Congressman Carney backs U.S. nuclear deal with Iran
Delaware’s entire congressional delegation now backs the U.S. nuclear deal with Iran.
Calling it a “close call,” Congressman John Carney (D-Delaware) announced Wednesday that he is joining Senators Tom Carper (D-Delaware) and Chris Coons (D-Delaware) in supporting the agreement.
In a statement, Carney said he supports it because “I have concluded that this deal is better than no deal at all. The hard truth is, I believe those are our only two choices at this juncture."
Carney says he believes that the deal does severely curtail Iran’s nuclear program.
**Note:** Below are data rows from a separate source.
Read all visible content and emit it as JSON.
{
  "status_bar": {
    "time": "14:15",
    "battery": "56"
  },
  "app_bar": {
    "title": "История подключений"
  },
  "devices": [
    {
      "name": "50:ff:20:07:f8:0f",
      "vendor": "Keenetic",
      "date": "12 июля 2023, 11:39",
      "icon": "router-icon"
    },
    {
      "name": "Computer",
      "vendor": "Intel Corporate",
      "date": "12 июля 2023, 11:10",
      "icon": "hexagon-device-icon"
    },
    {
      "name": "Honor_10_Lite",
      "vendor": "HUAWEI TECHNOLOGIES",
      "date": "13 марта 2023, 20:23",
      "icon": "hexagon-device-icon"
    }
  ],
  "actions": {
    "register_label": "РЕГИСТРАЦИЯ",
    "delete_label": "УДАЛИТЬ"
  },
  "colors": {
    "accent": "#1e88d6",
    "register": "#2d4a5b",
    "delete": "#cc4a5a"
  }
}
"It rolls back its level of uranium enrichment, itremoves the vast majority of the Iranian stockpile of uranium, and it cripples the plutonium reactor at Arak. These reductions have been praised by nuclear scientists, including Secretary Moniz, and characterized as “remarkable changes” by former Secretary of State General Colin Powell," said Carney in his statement.
Carney adds that while he is "under no illusions... that we can count on Iran to adhere to this deal in good faith," he feels the U.S. will be better positioned to respond.
"The U.S. can and will exercise our prerogative under the deal to “snap back” the sanctions regime. Importantly, we don’t need permission from China, Russia, or any other country to do so," said Carney's statement. "Should that response prove ineffective, the simple reality is that we may still be compelled to use military force against Iran’s nuclear facilities. If using military force does become necessary, though, we will be taking that step armed with intelligence from inspectors on the ground made possible under the deal. And we will be more likely to have the world community on our side having tried diplomacy first through this agreement."
And like Carper and Coons, Carney says seeking to negotiate a better agreement is not plausible since other nations that have signed on to this deal are not prepared to keep sanctions in place.
President Obama appears to have enough Senate support to avoid a resolution of disapproval from being voted on in that chamber, meaning he will likely not have to veto a Congressional rejection of the deal.